The Biden administration has told a US court that Mohammed bin Salman should be granted sovereign immunity in a civil case involving the murder of journalist Jamal Khashoggi, effectively ending a last-ditch attempt to hold the Saudi crown prince legally accountable for the 2018 killing.
In a filing released late on Thursday night, the Biden administration said the crown prince’s recent promotion to the role of prime minister meant that he was “the sitting head of government and, accordingly, immune” from the lawsuit.
“The United States government has expressed grave concerns regarding Jamal Khashoggi’s horrific killing and has raised these concerns publicly and with the most senior levels of the Saudi government,” the Department of Justice said in its filing, adding that the US had also imposed financial sanctions and visa restrictions related to the murder.

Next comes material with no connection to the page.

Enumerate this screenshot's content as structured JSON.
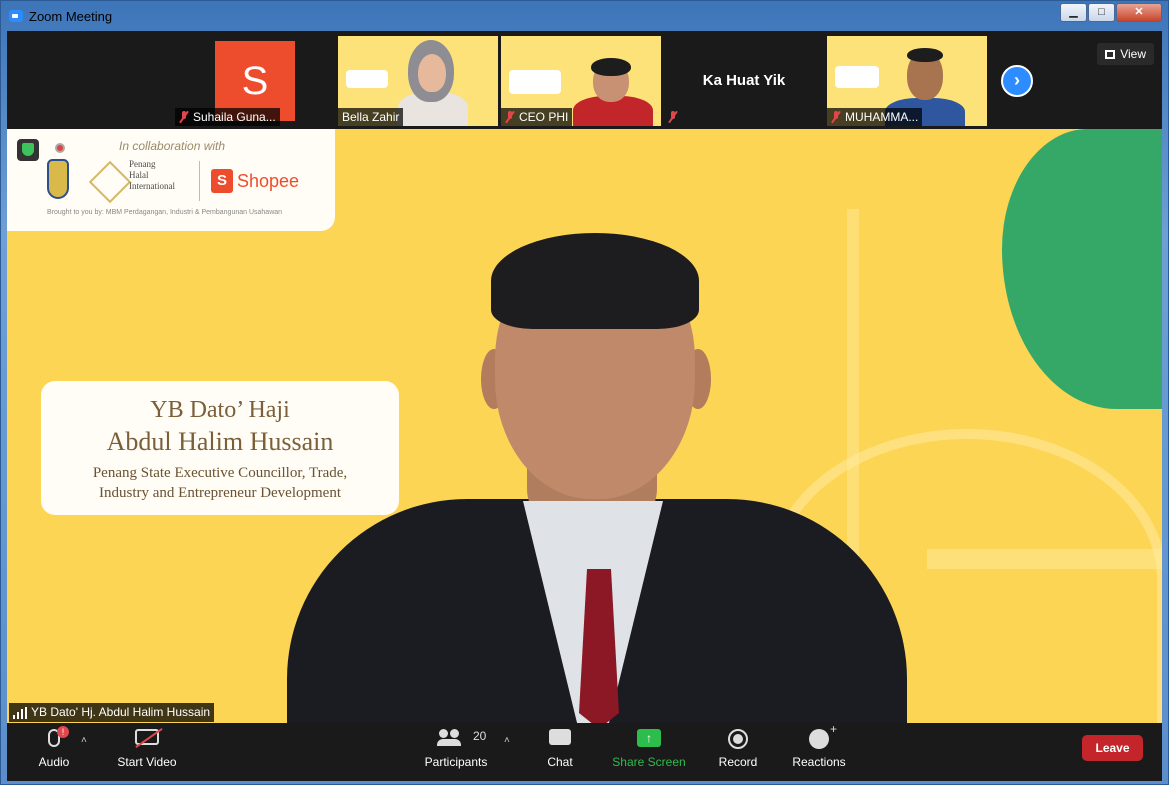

“However, the doctrine of head of state immunity is well established in customary international law and has been consistently recognized in longstanding executive branch practice as a status-based determination that does not reflect a judgment on the underlying conduct at issue in the litigation,” it said.
The government’s filing included an attached letter from Richard Visek, acting legal adviser to the US state department, instructing the Department of Justice to submit a “suggestion of immunity” to the court.
Legal experts say the US government’s position, which was filed to a US district court, will likely lead judge John Bates to dismiss a civil case brought against Prince Mohammed, known by his initials MBS by Hatice Cengiz, the outspoken fiancee of Khashoggi.
Back in 2019, in the wake of the assassination of Washington Post, then-presidential candidate Biden promised to make Saudi Arabia a “pariah” over the kingdom’s human rights record.
Biden repeatedly talked about reevaluating and reassessing US-Saudi relations. To his credit, Biden seemed to follow through on this early in his presidency by suspending offensive weapons sales to Saudi Arabia, freezing contacts with MBS, and releasing a brief assessment by the Office of the Director of National Intelligence establishing the Saudi crown prince’s role in and responsibility for Khashoggi’s death.
Thursday’s decision is likely to provoke an angry reaction. The White House had hoped the July trip by President Joe Biden to Saudi Arabia would get the rocky US-Saudi relationship back on track but since then, relations have only continued to sour.
The relationship is being reevaluated, the White House has said earlier in October, in the wake of an oil production cut by Saudi-led OPEC+ that the administration saw as a direct affront to the US. Members of Congress, already infuriated by the oil cut and calling for a reevaluation, will likely only be angered further if the prince is given immunity.